Start with coding (cont’d)

13.00

Iterations and Git (incl. break)

13.30

Deploy and documentation

14.30

Coffee break

15.00

(Collaboration)

15.15

Summary

15.25

Reflection

15.35

END

16.00

What is software?

Wikipedia

  • set of computer programs and associated documentation and data.

  • This is in contrast to hardware, from which the system is built and which actually performs the work.

  • User-written software: End-user development

    • Users create this software themselves and often overlook how important it may be to others.

Some software concepts

  • program

  • script (directly interpreted at run time)

  • tool

  • model

  • application


Scripting vs programming

  • Python is an interpreted language.

    • Python uses an interpreter to translate and run its code.

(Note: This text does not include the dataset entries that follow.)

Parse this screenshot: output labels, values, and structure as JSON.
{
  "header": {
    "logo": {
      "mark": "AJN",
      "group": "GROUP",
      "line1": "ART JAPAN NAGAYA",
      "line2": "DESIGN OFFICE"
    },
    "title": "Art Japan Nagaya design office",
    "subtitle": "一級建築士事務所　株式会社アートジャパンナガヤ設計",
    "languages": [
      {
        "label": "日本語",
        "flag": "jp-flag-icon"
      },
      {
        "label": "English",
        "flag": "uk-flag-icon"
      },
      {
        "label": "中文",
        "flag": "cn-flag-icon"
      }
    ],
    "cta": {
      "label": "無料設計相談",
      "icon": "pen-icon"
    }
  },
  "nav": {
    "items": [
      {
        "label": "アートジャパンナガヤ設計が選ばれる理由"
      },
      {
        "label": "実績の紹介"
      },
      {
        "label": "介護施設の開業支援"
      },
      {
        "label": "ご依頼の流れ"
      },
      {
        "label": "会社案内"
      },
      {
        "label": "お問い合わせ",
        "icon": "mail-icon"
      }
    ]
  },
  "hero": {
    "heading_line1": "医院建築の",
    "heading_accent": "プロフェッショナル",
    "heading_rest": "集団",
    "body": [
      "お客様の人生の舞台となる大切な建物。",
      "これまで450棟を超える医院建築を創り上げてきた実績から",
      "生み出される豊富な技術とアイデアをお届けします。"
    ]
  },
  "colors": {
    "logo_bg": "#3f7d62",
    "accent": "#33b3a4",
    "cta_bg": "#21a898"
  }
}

Hence Python is a scripting language.

  • Programs written in C++ are compiled and then the compiled code runs to generate the output.

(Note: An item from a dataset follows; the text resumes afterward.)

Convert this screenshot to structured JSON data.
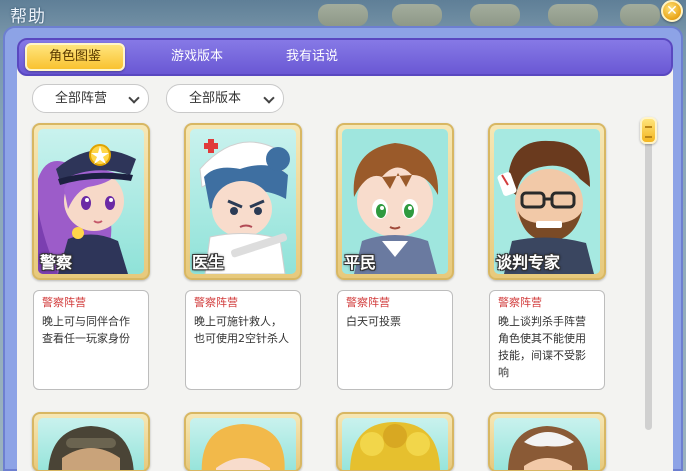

    • Hence, C++ is a programming language and not a scripting language, since scripting languages are directly interpreted at run time and no prior compilation of the code takes place.


Note

We will not be very definite in the course in when to use scripting, program or tools

Outcome of a Program

  • Correct

    • and flawless

  • Efficient

    • Utilize the computer system’s resources

  • Reusable

    • Finished components

    • Lower development costs

    • Faster

    • Higher quality

    • packaging technology

  • Changeable

    • Maintenance cost

      • Fix errors, bugs

      • Adapt to new requirements

      • Independent modules

      • Encapsulation/information hiding

Independent modules

  • Modular coding is really good!

  • Object-oriented or functional programming, see below.

  • Modularity could be within a program but also for a workflow.

Workflow

Functional vs. object-oriented programming

Object oriented programming

  • Object-oriented (OO) programming is

    • a mindset of mimicking the real-world as:

    • entities (objects) that are different

    • or share attributes with each-other (within a class)

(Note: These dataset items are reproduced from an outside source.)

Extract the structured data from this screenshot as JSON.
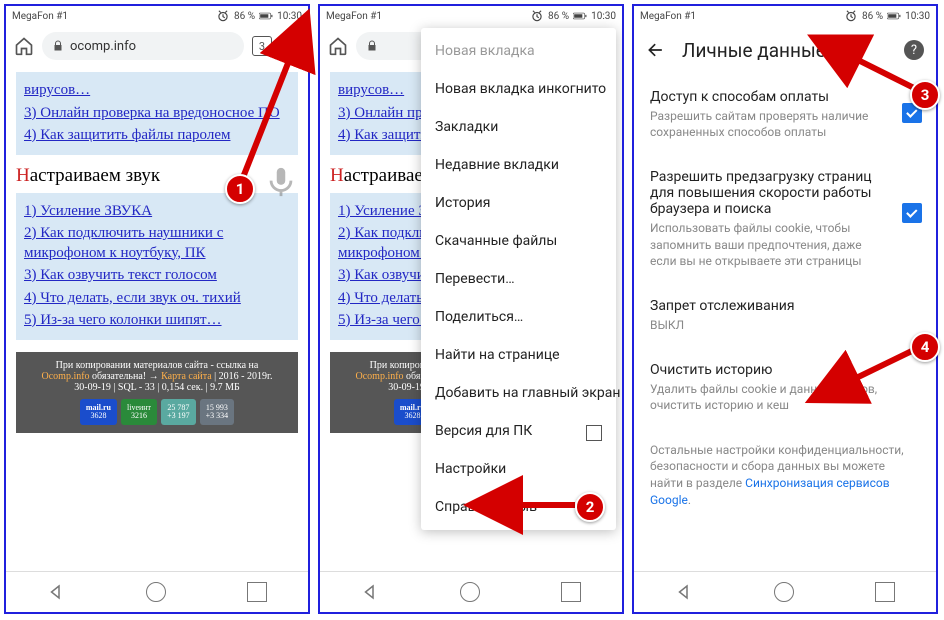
{
  "status": {
    "carrier": "MegaFon #1",
    "battery": "86 %",
    "time": "10:30"
  },
  "p1": {
    "url": "ocomp.info",
    "tabs": "3",
    "links_top": [
      "вирусов…",
      "3) Онлайн проверка на вредоносное ПО",
      "4) Как защитить файлы паролем"
    ],
    "sound_title_pre": "Н",
    "sound_title_rest": "астраиваем звук",
    "links_sound": [
      "1) Усиление ЗВУКА",
      "2) Как подключить наушники с микрофоном к ноутбуку, ПК",
      "3) Как озвучить текст голосом",
      "4) Что делать, если звук оч. тихий",
      "5) Из-за чего колонки шипят…"
    ],
    "footer": {
      "line1": "При копировании материалов сайта - ссылка на",
      "site": "Ocomp.info",
      "req": " обязательна!  →  ",
      "map": "Карта сайта",
      "years": " | 2016 - 2019г.",
      "stats": "30-09-19 | SQL - 33 | 0,154 сек. | 9.7 МБ",
      "b1": "mail.ru",
      "b1s": "3628",
      "b2": "3216",
      "b3": "25 787",
      "b3b": "+3 197",
      "b4": "15 993",
      "b4b": "+3 334"
    }
  },
  "menu": {
    "new_tab": "Новая вкладка",
    "items": [
      "Новая вкладка инкогнито",
      "Закладки",
      "Недавние вкладки",
      "История",
      "Скачанные файлы",
      "Перевести…",
      "Поделиться…",
      "Найти на странице",
      "Добавить на главный экран",
      "Версия для ПК",
      "Настройки",
      "Справка/отзыв"
    ]
  },
  "settings": {
    "title": "Личные данные",
    "rows": [
      {
        "t": "Доступ к способам оплаты",
        "d": "Разрешить сайтам проверять наличие сохраненных способов оплаты",
        "chk": true
      },
      {
        "t": "Разрешить предзагрузку страниц для повышения скорости работы браузера и поиска",
        "d": "Использовать файлы cookie, чтобы запомнить ваши предпочтения, даже если вы не открываете эти страницы",
        "chk": true
      },
      {
        "t": "Запрет отслеживания",
        "d": "ВЫКЛ",
        "chk": false
      },
      {
        "t": "Очистить историю",
        "d": "Удалить файлы cookie и данные сайтов, очистить историю и кеш",
        "chk": false
      }
    ],
    "note_pre": "Остальные настройки конфиденциальности, безопасности и сбора данных вы можете найти в разделе ",
    "note_link": "Синхронизация сервисов Google"
  }
}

    • info-hiding mindset…

@startuml
class Elevator{
  direction : String
  floor : Integer
  
  void goto_floor()
  void stop()
  void which_floor()
}
@enduml

@startuml
object elevator1{
direction="up"
floor=2
}
object elevator2{
direction="rest"
floor=5
}

@enduml

Note

Object orientation (OO) in some programming languages

  • OO (built-in classes)

    • C++

    • Java

    • Python

    • Julia

  • OO features

    • Fortran 2003-

    • MATLAB

    • Perl

    • PHP

  • OO object-based (but not class-based)

    • Javascript

Functional programming

  • More classical as it is more focused on the algorithms

  • Functions

  • Modules: a way to gather functions with similar functionality

  • Also to some extent info-hiding mindset

To sum up

  • At its simplest, functional programming uses immutable data to tell the program exactly what to do.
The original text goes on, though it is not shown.